Diversification Opportunities for Elgi Rubber and Styrenix Performance
0.77 | Correlation Coefficient |
Poor diversification
The 3 months correlation between Elgi and Styrenix is 0.77. Overlapping area represents the amount of risk that can be diversified away by holding Elgi Rubber and Styrenix Performance Materials in the same portfolio, assuming nothing else is changed. The correlation between historical prices or returns on Styrenix Performance and Elgi Rubber is a relative statistical measure of the degree to which these equity instruments tend to move together. The correlation coefficient measures the extent to which returns on Elgi Rubber are associated (or correlated) with Styrenix Performance. Values of the correlation coefficient range from -1 to +1, where. The correlation of zero (0) is possible when the price movement of Styrenix Performance has no effect on the direction of Elgi Rubber i.e., Elgi Rubber and Styrenix Performance go up and down completely randomly.
Pair Corralation between Elgi Rubber and Styrenix Performance
Assuming the 90 days trading horizon Elgi Rubber is expected to under-perform the Styrenix Performance. But the stock apears to be less risky and, when comparing its historical volatility, Elgi Rubber is 1.07 times less risky than Styrenix Performance. The stock trades about -0.7 of its potential returns per unit of risk. The Styrenix Performance Materials is currently generating about -0.2 of returns per unit of risk over similar time horizon. If you would invest 273,210 in Styrenix Performance Materials on November 18, 2024 and sell it today you would lose (30,600) from holding Styrenix Performance Materials or give up 11.2% of portfolio value over 90 days.

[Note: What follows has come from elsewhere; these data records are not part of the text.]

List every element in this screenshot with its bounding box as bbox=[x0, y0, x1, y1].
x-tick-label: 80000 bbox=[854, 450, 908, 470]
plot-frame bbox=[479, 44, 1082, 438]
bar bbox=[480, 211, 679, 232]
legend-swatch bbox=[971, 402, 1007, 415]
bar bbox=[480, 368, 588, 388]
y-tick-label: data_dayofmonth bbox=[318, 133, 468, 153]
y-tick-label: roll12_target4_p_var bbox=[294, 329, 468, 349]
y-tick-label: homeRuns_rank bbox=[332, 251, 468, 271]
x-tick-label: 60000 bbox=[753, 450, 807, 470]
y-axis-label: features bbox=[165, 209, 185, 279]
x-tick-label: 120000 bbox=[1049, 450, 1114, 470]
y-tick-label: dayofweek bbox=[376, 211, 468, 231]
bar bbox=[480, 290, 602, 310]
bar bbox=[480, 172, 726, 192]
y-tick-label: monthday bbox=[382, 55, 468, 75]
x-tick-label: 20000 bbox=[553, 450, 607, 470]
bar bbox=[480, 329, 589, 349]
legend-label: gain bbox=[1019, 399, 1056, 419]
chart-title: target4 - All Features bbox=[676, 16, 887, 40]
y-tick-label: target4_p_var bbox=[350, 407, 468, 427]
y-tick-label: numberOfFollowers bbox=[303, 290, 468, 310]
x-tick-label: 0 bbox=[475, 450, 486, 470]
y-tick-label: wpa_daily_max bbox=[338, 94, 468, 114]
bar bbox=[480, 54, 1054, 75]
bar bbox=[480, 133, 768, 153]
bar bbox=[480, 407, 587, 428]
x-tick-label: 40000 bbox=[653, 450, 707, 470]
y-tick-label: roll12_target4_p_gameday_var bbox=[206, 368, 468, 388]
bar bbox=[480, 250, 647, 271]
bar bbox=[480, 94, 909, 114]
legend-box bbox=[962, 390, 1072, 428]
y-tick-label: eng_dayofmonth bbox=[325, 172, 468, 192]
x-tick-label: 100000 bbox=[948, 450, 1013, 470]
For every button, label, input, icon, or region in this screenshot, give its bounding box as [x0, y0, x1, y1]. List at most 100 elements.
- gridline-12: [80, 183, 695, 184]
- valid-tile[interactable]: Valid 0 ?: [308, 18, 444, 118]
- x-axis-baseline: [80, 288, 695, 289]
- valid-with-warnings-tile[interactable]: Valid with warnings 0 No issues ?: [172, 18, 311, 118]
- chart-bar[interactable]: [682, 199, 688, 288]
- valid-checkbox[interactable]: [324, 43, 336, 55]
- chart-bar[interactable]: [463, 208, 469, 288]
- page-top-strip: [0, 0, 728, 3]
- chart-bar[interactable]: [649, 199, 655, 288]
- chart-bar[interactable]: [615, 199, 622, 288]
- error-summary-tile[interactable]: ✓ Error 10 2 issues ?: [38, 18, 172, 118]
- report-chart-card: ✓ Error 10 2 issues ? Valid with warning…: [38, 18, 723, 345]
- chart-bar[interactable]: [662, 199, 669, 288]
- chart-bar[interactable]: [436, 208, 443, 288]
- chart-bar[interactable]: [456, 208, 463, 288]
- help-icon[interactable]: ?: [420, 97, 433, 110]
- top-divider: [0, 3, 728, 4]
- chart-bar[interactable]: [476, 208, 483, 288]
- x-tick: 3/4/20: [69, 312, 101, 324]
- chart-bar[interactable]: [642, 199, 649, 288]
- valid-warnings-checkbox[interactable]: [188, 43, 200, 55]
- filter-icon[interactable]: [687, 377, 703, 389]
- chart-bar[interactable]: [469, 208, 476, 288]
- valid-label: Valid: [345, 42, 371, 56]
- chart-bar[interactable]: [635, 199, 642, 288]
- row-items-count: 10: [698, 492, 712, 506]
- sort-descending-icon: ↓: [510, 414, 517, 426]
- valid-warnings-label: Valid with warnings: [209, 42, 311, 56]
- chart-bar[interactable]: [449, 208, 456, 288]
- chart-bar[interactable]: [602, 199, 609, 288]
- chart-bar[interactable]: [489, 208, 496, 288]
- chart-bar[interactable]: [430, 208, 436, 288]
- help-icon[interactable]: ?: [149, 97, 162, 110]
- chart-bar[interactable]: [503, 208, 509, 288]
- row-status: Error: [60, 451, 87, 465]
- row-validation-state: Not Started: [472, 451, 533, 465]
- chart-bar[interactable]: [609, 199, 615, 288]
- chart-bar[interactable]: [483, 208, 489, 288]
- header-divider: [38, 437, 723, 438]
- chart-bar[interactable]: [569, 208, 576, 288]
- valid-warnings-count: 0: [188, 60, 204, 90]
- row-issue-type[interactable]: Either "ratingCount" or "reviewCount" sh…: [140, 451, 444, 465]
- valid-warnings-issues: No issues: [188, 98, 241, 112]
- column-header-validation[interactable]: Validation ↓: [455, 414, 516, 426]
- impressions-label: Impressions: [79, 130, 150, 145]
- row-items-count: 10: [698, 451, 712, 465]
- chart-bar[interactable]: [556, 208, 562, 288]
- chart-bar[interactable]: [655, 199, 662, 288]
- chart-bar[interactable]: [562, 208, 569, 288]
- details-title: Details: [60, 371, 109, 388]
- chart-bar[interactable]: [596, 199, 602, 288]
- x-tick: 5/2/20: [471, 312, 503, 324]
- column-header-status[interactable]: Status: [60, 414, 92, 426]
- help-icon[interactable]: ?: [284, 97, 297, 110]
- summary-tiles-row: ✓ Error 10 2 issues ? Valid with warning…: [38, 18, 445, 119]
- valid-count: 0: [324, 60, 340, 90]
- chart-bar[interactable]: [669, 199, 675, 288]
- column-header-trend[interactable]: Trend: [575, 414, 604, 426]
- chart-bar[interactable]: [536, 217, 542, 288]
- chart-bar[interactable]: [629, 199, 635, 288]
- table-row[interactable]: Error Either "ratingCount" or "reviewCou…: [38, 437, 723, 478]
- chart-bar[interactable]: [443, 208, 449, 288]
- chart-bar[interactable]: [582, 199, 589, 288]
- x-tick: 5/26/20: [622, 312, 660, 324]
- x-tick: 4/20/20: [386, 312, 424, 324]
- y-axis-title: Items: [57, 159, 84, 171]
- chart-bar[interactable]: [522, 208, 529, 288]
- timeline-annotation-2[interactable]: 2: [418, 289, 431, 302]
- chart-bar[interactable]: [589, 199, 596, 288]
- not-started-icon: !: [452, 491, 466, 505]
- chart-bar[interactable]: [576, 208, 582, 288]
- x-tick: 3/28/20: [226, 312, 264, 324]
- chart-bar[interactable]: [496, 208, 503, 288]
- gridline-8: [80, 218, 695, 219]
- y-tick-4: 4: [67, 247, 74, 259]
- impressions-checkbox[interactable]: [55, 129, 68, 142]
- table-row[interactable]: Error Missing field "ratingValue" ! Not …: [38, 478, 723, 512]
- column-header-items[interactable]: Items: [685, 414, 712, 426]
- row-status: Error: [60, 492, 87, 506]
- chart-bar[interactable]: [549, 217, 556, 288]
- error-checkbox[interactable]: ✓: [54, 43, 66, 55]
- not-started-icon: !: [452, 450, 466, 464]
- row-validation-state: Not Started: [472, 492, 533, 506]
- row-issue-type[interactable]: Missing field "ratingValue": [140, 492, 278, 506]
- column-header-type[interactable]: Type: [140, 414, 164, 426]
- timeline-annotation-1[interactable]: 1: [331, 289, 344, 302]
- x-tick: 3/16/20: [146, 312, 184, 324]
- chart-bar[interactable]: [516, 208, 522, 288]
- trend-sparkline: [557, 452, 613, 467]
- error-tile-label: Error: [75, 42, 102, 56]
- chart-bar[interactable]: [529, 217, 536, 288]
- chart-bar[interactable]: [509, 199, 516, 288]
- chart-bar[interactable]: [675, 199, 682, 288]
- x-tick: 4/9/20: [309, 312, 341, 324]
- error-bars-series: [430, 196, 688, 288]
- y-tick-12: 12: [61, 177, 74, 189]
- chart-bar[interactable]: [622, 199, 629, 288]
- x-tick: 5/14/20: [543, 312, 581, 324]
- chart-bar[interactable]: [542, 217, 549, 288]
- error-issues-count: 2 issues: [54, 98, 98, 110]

Time Period | 3 Months [change] |
Direction | Moves Together |
Strength | Significant |
Accuracy | 100.0% |
Values | Daily Returns |
Elgi Rubber vs. Styrenix Performance Materials
Performance |
Timeline |
Elgi Rubber |
Styrenix Performance |
Elgi Rubber and Styrenix Performance Volatility Contrast
Predicted Return Density |
Returns |
Pair Trading with Elgi Rubber and Styrenix Performance
The main advantage of trading using opposite Elgi Rubber and Styrenix Performance positions is that it hedges away some unsystematic risk. Because of two separate transactions, even if Elgi Rubber position performs unexpectedly, Styrenix Performance can make up some of the losses. Pair trading also minimizes risk from directional movements in the market. For example, if an entire industry or sector drops because of unexpected headlines, the short position in Styrenix Performance will offset losses from the drop in Styrenix Performance's long position.Elgi Rubber vs. Hisar Metal Industries | Elgi Rubber vs. Sambhaav Media Limited | Elgi Rubber vs. HT Media Limited | Elgi Rubber vs. Sarthak Metals Limited |
Styrenix Performance vs. Welspun Investments and | Styrenix Performance vs. Jindal Poly Investment | Styrenix Performance vs. AUTHUM INVESTMENT INFRASTRUCTU | Styrenix Performance vs. Oriental Hotels Limited |
Check out your portfolio center.Note that this page's information should be used as a complementary analysis to find the right mix of equity instruments to add to your existing portfolios or create a brand new portfolio. You can also try the Risk-Return Analysis module to view associations between returns expected from investment and the risk you assume.